Building with ChatGPT - Part 3 - Using Langchain
Using Langchain and ChatGPT to analyse and query YouTube channels.
In part 3 of this series we are playing around with the Langchain library in order to figure out whether it might be useful for the startup advisor app we are trying to build. With the experiment we want to:
- Let ChatGPT ingest a YouTube channel
- Ask ChatGPT questions about the contents of the videos
As a specific example, we want to ask ChatGPT "what is the network state?" based on the videos uploaded to the crypto channel Bankless.
Getting the Data from YouTube
The first step to our app is getting the data from Youtube. Specifically, we want to get the subtitles of each video that has been uploaded to the channel. Since we are experimenting right now, we will save the output to a data file that we can use in the next steps (since getting all the data from the YouTube API may take quite a while, depending on channel size).
Langchain provides a module called "Document Loaders", which creates "documents" from various data sources like Notion, Google Drive or YouTube. Usage is pretty simple and looks like this:
from langchain.document_loaders import GoogleApiClient, GoogleApiYoutubeLoader
import pickle
def initialise_yt_data():
google_api_client = GoogleApiClient(token_path=Path("token.json"))
youtube_loader_channel = GoogleApiYoutubeLoader(google_api_client=google_api_client, channel_name="Bankless",captions_language="en", continue_on_failure=True)
documents = youtube_loader_channel.load()
with open('yt.data', 'wb') as filehandle:
pickle.dump(documents, filehandle)
return documents
def load_youtube_data():
with open('yt.data', 'rb') as filehandle:
documents = pickle.load(filehandle)
return documents
Before your first run of the script, you will need to create an app in the Google Cloud; this will allow you the script to access the YouTube API. On the first run of the code, a web browser will open in which you will have to confirm that the script is allowed to access the API (the access token then gets stored to the disk).
Splitting the Text & Adding the Text to Chroma
The next step is to split the text into smaller chunks before adding these chunks to a vectorstorage. Splitting into chunks can be complicated since we generally don't want to split randomly, but for a simple proof of concept we will use the RecursiveCharacterTextSplitter. When we pass these chunks along as context to ChatGPT, we need to make sure that the maximum token size will not be exceeded. This is why we are also passing along a function to count the tokens according to how ChatGPT counts them. Additionally, we are setting up a Chroma and embed our splitted documents in there:
from langchain.text_splitter import RecursiveCharacterTextSplitter
from langchain.llms import OpenAI
from langchain.embeddings import OpenAIEmbeddings
from langchain.vectorstores import Chroma
def initialise_db():
text_splitter = RecursiveCharacterTextSplitter.from_tiktoken_encoder(chunk_size=512, chunk_overlap=20)
texts = text_splitter.split_documents(documents)
db = Chroma.from_documents(texts, embeddings, persist_directory=persist_directory)
db.persist()
return db
def load_db():
db = Chroma(persist_directory=persist_directory, embedding_function=embeddings)
return db
Setting Up the Retrieval Chain & Querying
The final step before sending out our query is to setup the retrieval chain. We are using a RetrievalQA chain that allows us to do question answering over an index (make sure that the OpenAPI environment variable key is set) and send the query:
from langchain.chains import RetrievalQA
retriever = db.as_retriever()
qa = RetrievalQA.from_chain_type(llm=OpenAI(), chain_type="stuff", retriever=retriever)#, reduce_k_below_max_tokens=True)

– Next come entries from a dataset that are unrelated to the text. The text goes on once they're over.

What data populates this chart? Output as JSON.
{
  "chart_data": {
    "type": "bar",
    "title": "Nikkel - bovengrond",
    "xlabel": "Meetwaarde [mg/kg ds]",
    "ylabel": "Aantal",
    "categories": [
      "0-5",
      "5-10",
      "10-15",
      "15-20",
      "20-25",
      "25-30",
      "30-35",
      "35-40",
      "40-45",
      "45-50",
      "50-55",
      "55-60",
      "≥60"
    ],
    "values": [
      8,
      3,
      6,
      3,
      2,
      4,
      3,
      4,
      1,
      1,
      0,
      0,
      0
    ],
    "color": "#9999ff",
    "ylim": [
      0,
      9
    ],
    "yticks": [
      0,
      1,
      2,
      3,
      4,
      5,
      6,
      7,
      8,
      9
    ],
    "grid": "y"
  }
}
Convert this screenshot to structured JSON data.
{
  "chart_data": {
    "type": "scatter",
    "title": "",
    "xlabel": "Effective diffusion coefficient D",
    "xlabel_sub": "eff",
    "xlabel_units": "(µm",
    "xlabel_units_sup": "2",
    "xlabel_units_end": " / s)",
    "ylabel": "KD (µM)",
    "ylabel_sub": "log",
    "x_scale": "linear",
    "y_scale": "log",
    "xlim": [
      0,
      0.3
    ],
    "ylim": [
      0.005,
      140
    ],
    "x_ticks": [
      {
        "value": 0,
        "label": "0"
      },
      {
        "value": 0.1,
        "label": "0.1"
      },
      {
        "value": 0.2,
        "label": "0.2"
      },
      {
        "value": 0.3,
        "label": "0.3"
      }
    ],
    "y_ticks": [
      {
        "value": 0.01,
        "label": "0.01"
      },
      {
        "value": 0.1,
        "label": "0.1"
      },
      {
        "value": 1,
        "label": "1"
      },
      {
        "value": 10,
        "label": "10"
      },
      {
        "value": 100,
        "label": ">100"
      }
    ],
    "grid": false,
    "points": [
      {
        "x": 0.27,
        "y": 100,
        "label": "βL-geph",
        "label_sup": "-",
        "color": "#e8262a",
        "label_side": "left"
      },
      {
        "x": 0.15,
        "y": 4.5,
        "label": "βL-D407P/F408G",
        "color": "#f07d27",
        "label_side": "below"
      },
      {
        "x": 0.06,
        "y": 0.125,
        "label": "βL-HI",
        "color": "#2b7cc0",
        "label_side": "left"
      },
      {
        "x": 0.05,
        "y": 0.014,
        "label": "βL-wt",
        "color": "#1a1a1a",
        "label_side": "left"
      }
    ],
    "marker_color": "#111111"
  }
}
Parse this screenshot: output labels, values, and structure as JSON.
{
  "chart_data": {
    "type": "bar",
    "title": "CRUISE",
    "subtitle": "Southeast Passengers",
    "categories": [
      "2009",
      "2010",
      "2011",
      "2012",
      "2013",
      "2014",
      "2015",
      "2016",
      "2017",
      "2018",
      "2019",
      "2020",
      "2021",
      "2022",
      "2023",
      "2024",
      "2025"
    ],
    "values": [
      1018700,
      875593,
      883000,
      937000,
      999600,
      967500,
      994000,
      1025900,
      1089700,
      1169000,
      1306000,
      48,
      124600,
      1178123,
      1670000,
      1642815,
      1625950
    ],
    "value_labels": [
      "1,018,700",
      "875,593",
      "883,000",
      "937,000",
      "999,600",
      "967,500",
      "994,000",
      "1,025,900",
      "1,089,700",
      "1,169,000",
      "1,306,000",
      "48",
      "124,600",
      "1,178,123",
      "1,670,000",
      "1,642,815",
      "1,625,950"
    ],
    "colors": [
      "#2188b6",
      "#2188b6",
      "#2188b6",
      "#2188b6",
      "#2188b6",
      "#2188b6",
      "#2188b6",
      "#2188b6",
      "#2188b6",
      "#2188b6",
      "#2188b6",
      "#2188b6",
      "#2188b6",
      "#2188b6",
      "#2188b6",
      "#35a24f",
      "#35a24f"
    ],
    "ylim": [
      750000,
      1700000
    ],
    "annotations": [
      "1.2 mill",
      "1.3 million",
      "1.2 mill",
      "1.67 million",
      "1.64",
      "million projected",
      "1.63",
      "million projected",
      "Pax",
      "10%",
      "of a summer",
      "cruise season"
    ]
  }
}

query = "What is the network state?"
result = qa({'query': query})
print(result)


So is this useful for the startup chat advisor app? Probably yes, because it allows us to add more context to the conversations we are having the app. If all the documentation for the startup is stored in Notion and we can enhance the context that ChatGPT has with this information then the resulting conversation with the chat bots will be better.